Взойдя за крыльцо своей кельи, Манефа присела на скамейку под яркими лучами весеннего солнца. Матери стояли перед ней.
– В огородах просохло? – спросила она казначею.
– Просыхает, матушка, – торопливо ответила Таифа. – В бороздах только меж грядок грязненько… Да день-другой солнышко погреет, везде сухо будет.
– Молодым гряды копать, старым семена мочить, – распоряжалась Манефа. – Семян достанет?
– Вдосталь будет, матушка, – отвечала Таифа, – всего по милости Божьей достанет.
– Всхожи ли? – спрашивала игуменья.
– Всхожие, матушка, всхожие, – уверяла мать Таифа. – Все испробовала – хорошо всходят.
– Навоз на гряды возили?
– До праздника еще свезли, нá снег еще возили, – ответила Таифа.
– В большом огороде двадцать гряд под свеклу, двадцать под морковь, пятнадцать под лук саженец, остальные под редьку, – приказывала Манефа.
– Слушаю, матушка, – кланяясь, ответила Таифа.
– За конным двором, в малом огороде, брюкву да огурцы… Капусту, как прежде, на Мокром лужку… Срубы под рассаду готовы?
– Нет еще, матушка, не справлены, – ответила Таифа. – Когда же было? Праздники…
– Завтра справить. Ирины-мученицы в пятницу – рассады сев, – сказала Манефа.
– Будет готово, матушка, все будет исправлено, – успокаивала ее казначея.
– А в четверг апостола Пуда, – продолжала игуменья.
– Вынимай пчел из-под спуда, – с улыбкой подхватила Таифа. – Знаю, матушка, знаю.[140]
– То-то, не забудь.
– Как забыть?.. Что ты, матушка?.. Христос с тобой… Можно ль забыть! – зачастила мать казначея.
– Марью Гавриловну спроси, не надо ль ей грядок под цветочки. Если прикажет – белицам вскопать.
– Велю, матушка.
– А тебе, мать Назарета, послушание, – сказала Манефа, обращаясь к одной из степенных стариц, – пригляди за белицами. Пусть их маленько сегодня разгуляются, на всполье сходят…
– Слушаю, матушка, – низко кланяясь, молвила мать Назарета.
– Ронжинских ребят чтобы духу не было, – сказала Манефа, – да мирские песни девицы чтоб не вздумали петь.
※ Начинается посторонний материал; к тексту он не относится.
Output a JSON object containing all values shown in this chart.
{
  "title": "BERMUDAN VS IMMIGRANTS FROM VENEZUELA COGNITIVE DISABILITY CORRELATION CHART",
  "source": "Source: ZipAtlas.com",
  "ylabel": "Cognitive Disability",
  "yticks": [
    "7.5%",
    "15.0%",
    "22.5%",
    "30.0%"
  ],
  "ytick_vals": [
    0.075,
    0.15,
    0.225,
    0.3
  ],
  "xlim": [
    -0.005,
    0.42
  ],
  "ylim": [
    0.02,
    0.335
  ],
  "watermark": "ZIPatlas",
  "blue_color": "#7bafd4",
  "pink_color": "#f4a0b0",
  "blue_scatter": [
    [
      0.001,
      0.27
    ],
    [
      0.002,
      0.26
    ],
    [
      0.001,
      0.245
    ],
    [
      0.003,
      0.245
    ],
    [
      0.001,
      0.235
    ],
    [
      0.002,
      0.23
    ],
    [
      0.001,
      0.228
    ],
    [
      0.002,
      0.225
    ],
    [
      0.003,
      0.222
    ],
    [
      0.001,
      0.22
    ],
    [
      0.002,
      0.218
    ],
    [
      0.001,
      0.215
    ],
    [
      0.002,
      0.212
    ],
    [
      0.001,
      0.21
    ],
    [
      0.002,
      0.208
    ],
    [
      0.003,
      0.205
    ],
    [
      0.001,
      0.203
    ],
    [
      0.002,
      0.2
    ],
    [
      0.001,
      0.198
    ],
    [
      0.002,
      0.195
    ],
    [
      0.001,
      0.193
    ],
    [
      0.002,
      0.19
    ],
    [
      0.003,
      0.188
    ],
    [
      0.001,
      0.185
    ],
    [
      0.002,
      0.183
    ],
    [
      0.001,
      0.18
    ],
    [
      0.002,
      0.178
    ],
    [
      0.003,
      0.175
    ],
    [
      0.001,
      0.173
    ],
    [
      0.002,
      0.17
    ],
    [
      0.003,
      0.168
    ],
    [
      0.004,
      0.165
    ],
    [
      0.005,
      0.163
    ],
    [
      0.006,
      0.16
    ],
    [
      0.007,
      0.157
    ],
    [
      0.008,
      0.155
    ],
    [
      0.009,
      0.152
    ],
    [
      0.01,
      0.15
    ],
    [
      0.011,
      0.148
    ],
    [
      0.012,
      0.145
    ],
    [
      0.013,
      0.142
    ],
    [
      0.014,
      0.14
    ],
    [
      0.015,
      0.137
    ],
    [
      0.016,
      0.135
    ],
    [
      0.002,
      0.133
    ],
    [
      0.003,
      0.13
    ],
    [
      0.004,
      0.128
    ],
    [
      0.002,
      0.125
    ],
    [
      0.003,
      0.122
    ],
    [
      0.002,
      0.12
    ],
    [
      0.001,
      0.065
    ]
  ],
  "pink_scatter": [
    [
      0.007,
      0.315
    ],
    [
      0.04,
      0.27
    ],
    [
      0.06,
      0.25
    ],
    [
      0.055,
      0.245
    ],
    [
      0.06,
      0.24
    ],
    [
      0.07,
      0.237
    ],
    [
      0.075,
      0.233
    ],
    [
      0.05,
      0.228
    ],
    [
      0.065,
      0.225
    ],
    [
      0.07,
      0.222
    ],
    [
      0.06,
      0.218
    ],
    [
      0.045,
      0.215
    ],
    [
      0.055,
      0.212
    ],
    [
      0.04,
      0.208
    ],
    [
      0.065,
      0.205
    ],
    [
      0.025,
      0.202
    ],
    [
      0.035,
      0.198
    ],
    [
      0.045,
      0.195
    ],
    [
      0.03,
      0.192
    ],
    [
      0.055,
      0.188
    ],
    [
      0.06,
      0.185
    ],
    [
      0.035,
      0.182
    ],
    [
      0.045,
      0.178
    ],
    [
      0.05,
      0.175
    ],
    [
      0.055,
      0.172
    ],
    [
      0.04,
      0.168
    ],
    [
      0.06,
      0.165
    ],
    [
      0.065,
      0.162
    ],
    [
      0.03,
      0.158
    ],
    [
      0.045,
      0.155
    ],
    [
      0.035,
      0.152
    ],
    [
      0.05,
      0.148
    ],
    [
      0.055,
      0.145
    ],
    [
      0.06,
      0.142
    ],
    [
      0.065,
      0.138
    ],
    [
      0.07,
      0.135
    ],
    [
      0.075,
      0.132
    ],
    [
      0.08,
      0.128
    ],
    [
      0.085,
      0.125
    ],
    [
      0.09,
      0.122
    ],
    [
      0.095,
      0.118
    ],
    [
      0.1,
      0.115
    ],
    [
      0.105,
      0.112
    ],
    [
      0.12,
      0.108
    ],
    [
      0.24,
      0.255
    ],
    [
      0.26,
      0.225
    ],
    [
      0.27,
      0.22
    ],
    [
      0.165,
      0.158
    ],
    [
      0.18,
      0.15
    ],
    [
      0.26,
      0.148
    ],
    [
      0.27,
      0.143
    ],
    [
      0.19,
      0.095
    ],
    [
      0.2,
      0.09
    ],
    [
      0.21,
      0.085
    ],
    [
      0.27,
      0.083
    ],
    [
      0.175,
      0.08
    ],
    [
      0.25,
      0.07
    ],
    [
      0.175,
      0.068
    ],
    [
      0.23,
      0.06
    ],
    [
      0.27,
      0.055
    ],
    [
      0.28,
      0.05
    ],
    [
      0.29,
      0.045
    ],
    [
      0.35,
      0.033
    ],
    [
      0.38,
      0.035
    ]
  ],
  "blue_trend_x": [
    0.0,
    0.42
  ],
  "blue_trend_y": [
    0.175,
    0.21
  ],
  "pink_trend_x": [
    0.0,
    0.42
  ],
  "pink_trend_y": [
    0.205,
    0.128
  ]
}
– Как это возможно, матушка? – вступилась Назарета и некоторые другие матери. – Наших девиц похаять нельзя – девицы степенные, разумные.
– Знаю я их лучше вас, – строго промолвила Манефа. – Чуть не догляди, тотчас бесовские игрища заведут… Плясание пойдет, нечестивое скакание, в долони плескание и всякие богомерзкие коби.[141] Нечего рыло-то кривить, – крикнула она на Марью головщицу, заметив, что та переглянулась с Фленушкой. – Телегу нову работную купили? – обратилась Манефа к казначее.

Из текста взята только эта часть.